Be sensible about what you 'panic' buy
The consensus is that coronavirus has an incubation period of between one and 14 days with 5 days the most common. While one Australian fatality has been confirmed, just 34 people have been infected here with 21 of those people now OK.
Local supplies of everyday items aren't in peril – especially toilet paper. In fact, we have ample supplies in Australia that will be restocked regularly, so there is absolutely no need to buy 300 rolls.

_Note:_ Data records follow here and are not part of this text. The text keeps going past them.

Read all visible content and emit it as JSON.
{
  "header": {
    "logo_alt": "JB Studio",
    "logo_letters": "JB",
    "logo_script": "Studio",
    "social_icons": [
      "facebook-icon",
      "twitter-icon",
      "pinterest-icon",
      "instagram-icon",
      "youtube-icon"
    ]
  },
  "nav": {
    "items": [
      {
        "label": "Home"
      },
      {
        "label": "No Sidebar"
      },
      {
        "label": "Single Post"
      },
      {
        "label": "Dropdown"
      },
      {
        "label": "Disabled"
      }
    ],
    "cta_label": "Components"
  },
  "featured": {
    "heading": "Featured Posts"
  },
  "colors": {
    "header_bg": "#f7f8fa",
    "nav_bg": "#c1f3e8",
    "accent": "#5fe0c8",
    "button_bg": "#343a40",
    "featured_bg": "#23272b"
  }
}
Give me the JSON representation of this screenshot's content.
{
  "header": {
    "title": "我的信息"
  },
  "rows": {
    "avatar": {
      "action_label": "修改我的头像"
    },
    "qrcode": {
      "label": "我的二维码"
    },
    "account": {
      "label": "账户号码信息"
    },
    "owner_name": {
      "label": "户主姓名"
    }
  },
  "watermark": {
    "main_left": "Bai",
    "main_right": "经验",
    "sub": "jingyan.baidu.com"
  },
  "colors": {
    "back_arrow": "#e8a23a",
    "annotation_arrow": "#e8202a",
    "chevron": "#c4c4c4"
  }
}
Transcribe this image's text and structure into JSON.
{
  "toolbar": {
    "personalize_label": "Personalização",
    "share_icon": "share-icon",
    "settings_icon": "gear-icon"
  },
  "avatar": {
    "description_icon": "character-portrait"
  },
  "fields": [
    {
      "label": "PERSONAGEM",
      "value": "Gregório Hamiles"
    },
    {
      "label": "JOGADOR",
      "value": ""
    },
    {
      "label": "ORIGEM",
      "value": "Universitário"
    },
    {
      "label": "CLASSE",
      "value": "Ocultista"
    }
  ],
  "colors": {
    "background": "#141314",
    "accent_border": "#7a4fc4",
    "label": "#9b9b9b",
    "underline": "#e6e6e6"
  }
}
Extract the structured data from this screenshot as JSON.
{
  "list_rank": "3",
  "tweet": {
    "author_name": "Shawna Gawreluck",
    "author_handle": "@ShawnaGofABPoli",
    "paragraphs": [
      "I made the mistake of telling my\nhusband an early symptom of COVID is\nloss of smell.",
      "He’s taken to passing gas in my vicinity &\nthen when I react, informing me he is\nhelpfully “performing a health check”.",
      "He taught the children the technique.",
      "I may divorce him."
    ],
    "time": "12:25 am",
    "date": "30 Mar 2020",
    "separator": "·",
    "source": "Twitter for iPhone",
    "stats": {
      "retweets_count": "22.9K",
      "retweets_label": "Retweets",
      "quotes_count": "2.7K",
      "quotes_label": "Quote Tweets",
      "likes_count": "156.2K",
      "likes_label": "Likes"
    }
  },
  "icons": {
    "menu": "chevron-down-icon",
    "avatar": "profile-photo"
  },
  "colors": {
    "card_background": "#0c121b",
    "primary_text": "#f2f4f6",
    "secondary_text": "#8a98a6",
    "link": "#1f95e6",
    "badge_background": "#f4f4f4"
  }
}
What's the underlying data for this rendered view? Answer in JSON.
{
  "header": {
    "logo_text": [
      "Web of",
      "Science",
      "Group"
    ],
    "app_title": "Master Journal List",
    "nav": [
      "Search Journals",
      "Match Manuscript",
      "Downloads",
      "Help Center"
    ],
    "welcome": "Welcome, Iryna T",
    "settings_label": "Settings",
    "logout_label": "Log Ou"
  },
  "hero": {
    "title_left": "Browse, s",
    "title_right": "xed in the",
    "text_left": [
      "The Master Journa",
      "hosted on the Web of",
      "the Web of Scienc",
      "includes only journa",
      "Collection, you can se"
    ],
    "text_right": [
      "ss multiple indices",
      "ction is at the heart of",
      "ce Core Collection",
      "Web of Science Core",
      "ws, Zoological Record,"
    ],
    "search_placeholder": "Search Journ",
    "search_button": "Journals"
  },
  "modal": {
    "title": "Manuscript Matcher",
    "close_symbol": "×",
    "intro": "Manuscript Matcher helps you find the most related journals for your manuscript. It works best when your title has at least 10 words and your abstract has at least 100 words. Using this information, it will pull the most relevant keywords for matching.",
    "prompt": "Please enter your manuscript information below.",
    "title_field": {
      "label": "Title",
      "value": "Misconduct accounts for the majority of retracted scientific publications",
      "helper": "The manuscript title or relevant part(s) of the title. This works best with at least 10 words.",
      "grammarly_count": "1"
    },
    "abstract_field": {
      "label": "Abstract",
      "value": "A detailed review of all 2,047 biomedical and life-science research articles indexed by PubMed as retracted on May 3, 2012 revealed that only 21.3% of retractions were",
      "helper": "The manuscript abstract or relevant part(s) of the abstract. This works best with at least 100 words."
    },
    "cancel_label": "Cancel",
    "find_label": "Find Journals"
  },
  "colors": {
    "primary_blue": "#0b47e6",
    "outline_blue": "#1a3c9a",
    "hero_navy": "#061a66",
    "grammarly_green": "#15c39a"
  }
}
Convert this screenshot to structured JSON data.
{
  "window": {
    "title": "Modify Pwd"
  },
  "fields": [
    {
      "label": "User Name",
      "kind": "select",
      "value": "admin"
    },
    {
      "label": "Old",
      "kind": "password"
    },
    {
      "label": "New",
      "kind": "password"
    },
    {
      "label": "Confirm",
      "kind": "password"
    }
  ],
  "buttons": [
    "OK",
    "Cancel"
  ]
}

Given the incubation period, ensuring you have a couple of weeks worth of food isn't a bad plan. For example, tinned fruit and vegetables, frozen veggies and meat and other essentials are a good idea. For many of us, stretching what's in the pantry and fridge for a couple of weeks, assuming you need to be quarantined at home, shouldn't require emptying the supermarket shelves.
Know the facts
It's fair to say that there's been a lot of hysterical commentary and misinformation about COVID-19, or the novel coronavirus. The WHO has produced a Q and A that covers most of the big questions people have about coronavirus. Rather than relying on information from the people up the road or a talking head conspiracy theorist, arm yourself with real information from a credible source.